History

It has taken EngenderHealth many decades—through many different names, missions, and leaders—to become who we are today: a global organization committed to gender equality, to choice, and to comprehensive sexual and reproductive health and rights.

Our history did not begin with those commitments, however. Although today we find some aspects of our origins abhorrent, EngenderHealth’s present-day organizational values of reflection and transformation require us to examine and confront our past; and, our commitment to integrity impels us to share both our history and our reflections on that history.
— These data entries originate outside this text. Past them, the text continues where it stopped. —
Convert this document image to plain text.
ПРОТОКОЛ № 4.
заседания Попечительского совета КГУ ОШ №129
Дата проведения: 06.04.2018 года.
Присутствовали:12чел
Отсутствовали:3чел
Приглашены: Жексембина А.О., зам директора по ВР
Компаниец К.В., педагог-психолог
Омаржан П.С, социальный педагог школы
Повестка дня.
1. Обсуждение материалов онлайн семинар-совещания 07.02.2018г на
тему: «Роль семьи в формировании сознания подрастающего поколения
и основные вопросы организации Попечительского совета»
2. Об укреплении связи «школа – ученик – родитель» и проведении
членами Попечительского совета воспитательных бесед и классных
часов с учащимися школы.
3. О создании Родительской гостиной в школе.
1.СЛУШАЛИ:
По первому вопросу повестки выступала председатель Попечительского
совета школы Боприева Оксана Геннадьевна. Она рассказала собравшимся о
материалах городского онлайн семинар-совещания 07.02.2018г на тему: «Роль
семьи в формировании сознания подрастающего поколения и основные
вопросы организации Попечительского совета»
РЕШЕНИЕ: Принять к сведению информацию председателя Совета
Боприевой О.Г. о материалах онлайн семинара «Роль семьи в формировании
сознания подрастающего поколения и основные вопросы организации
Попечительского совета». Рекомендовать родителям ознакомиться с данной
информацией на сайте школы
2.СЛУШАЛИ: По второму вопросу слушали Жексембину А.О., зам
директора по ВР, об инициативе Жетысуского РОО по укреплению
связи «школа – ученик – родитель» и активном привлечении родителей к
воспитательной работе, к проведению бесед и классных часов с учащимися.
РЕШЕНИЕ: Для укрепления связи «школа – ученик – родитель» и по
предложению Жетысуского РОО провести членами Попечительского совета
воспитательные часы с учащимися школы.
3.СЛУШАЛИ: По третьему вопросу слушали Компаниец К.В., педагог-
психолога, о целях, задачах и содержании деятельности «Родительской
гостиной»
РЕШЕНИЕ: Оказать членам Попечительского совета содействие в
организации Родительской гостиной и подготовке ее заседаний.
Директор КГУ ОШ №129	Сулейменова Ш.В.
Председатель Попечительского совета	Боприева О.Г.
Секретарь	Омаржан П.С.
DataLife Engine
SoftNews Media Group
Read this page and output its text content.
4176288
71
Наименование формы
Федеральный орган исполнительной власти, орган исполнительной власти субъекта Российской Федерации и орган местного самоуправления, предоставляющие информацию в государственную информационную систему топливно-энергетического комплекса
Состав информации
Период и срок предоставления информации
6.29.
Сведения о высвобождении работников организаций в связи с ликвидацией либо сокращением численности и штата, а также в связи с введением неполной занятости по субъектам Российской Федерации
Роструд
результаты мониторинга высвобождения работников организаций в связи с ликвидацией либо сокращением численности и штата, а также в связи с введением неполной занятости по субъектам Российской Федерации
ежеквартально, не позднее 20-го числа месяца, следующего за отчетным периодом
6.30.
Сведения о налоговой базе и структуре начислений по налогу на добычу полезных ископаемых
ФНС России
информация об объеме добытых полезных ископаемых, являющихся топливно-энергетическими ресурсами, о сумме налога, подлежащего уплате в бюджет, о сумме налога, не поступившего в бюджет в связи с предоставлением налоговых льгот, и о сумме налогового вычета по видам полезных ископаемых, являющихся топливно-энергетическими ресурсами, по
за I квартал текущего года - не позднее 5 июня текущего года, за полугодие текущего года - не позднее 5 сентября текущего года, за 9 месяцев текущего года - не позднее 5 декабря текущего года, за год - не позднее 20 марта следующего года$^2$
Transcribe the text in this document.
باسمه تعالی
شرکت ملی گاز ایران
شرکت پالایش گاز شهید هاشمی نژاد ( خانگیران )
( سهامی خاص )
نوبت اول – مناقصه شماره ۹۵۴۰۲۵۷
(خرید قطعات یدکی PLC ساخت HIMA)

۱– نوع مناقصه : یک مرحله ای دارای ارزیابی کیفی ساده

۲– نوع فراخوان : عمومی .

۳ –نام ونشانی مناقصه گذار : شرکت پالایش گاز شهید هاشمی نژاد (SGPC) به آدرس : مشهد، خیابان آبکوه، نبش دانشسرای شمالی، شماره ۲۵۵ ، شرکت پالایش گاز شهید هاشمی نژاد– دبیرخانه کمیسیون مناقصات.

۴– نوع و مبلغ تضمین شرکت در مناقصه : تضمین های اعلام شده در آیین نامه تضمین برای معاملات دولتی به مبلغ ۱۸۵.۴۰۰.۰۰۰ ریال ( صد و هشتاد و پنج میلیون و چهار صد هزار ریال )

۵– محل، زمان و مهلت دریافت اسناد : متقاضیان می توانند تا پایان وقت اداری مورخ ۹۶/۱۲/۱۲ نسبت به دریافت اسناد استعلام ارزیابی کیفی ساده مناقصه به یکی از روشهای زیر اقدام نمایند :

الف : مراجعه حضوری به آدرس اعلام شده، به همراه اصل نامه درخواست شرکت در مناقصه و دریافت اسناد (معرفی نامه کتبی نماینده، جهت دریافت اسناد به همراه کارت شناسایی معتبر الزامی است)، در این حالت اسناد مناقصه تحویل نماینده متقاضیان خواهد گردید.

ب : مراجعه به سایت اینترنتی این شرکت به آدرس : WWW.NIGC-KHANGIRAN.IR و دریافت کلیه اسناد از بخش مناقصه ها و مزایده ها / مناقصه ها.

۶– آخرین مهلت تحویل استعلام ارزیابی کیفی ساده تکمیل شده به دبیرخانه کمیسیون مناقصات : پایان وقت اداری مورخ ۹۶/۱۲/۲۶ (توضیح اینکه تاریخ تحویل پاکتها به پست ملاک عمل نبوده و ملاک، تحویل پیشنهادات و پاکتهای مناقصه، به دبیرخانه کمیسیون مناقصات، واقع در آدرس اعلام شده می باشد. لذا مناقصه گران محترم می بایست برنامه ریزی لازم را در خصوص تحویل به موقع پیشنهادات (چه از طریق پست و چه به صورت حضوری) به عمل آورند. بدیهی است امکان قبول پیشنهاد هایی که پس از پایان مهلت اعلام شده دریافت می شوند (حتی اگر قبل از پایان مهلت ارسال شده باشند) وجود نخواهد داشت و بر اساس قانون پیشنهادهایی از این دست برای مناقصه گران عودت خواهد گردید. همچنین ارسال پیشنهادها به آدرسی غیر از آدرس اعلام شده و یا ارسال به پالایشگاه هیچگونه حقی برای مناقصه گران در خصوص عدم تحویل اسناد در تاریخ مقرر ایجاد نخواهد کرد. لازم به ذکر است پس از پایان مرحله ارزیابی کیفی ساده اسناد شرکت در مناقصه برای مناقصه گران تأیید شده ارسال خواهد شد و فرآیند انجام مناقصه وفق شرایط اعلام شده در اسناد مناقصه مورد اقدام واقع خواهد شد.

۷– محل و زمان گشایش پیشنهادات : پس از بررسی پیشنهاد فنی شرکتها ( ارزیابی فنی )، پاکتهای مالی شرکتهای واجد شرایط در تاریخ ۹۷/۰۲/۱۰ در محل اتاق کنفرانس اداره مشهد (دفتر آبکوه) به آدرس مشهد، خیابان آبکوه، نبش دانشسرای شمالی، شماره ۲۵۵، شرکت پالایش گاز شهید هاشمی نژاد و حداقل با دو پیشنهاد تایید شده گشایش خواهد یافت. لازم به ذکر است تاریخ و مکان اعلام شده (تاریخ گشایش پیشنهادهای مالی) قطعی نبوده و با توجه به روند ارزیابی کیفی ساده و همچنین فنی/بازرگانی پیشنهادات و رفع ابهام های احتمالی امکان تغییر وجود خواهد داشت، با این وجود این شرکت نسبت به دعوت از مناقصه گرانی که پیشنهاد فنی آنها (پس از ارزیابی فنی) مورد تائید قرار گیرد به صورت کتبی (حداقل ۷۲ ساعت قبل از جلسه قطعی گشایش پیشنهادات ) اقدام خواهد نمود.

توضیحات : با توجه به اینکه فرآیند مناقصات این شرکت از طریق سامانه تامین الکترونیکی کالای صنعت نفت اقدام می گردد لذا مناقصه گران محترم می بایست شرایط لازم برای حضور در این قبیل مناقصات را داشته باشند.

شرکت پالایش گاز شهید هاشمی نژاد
The organization now known as EngenderHealth was preceded by several organizations in the late 1930s and early 1940s, including the Sterilization League of New Jersey and Birthright, which promoted sterilization of people their founder deemed “unfit” for parenthood. According to founder Mariann Stephenson Olden,1 these included people with intellectual disabilities, psychiatric disease, criminal records, and congenital blindness. This stance was consistent with state laws for compulsory sterilization at the time, which disproportionately targeted Black, Native American, and poor women and girls.2 In 1948, board members who believed sterilization should be voluntary removed Olden from the organization she started.

During the 1950s and 1960s, the organization, variously named Human Betterment Association, Human Betterment Association for Voluntary Sterilization, and Association for Voluntary Sterilization, focused on increasing access to voluntary sterilization for those who chose it. Their strategies included reducing eligibility burdens and convincing insurance carriers and Medicaid agencies to cover the procedure. But their policy priorities did not include ensuring protections for women of color and poor women who still were frequently subjected to coercive sterilization.

The 1960s also saw the growth of a global family planning movement largely motivated by an interest in population control. This perspective was driven by the fear that unchecked population growth in poor countries would threaten the environment, the global economy, and political stability—a perspective we now understand as racist and colonialist. In the late 1960s, adoption of a national family planning program was a prerequisite for receiving US foreign aid.

It was in this context that the organization’s international work began in the early 1970s, with explicit attention to voluntarism and choice in surgical contraception. Association for Voluntary Sterilization innovated to make sterilization safer and more accessible and launched programs to expand training for healthcare providers outside the US. This was when the organization began to resemble who we are today, focusing internationally and identifying the right to control one’s fertility as a human right.

In the 1980s, as the Association for Voluntary Surgical Contraception (AVSC), the organization built a strong reputation for supporting training, service delivery, and quality assurance. In the 1990s, as AVSC International, the organization expanded its programming, recognizing and acting on links among a broader range of contraceptive methods and other aspects of health, including HIV prevention and maternal health. During this period AVSC International became known for developing resources and programs that emphasized informed choice and a rights-based approach to sexual and reproductive health.

Despite the research that our staff—none of us historians—have undertaken, our understanding of the details of our past projects is necessarily and unfortunately incomplete. Given the prevailing views and practices of the time, and abuses that occur around the world even today, we recognize the possibility that the tools and approaches that we used during this period may have been insufficient to fully protect people’s rights.

In 2001, we changed our name to EngenderHealth, reflecting a broader view, mission, and portfolio. Over the past two decades, we have continued to expand our work to encompass a more comprehensive definition of sexual and reproductive health and rights, including a full range of contraceptive options, safe abortion and postabortion care, maternal health and safe surgery, addressing gender-based violence, and more. Our current strategy, launched in 2019, is designed to advance gender equality in and through gender- and youth-transformative sexual and reproductive health and rights programming, in partnership with governments, local civil society, and communities.

As EngenderHealth looks toward the future, we are committed to ongoing critical reflection on our past and to learning from both our success and our mistakes, including likely or presumed mistakes, whether or not we have all the information about our past. Where we have fallen short in our long history, we are deeply sorry. We are proud of the organization we have become, and we are determined to keep improving our programs and our operations to help achieve a gender-equal world where all people achieve their sexual and reproductive health and rights.

  1. Olden, Mariann S. 1974. History of the Development of the First National Organization for Sterilization. Self-published memoir.
  2. OBOS Birth Control Contributors. 2020. A Brief History of Birth Control in the U.S. www.ourbodiesourselves.org/book-excerpts/health-article/a-brief-history-of-birth-control/.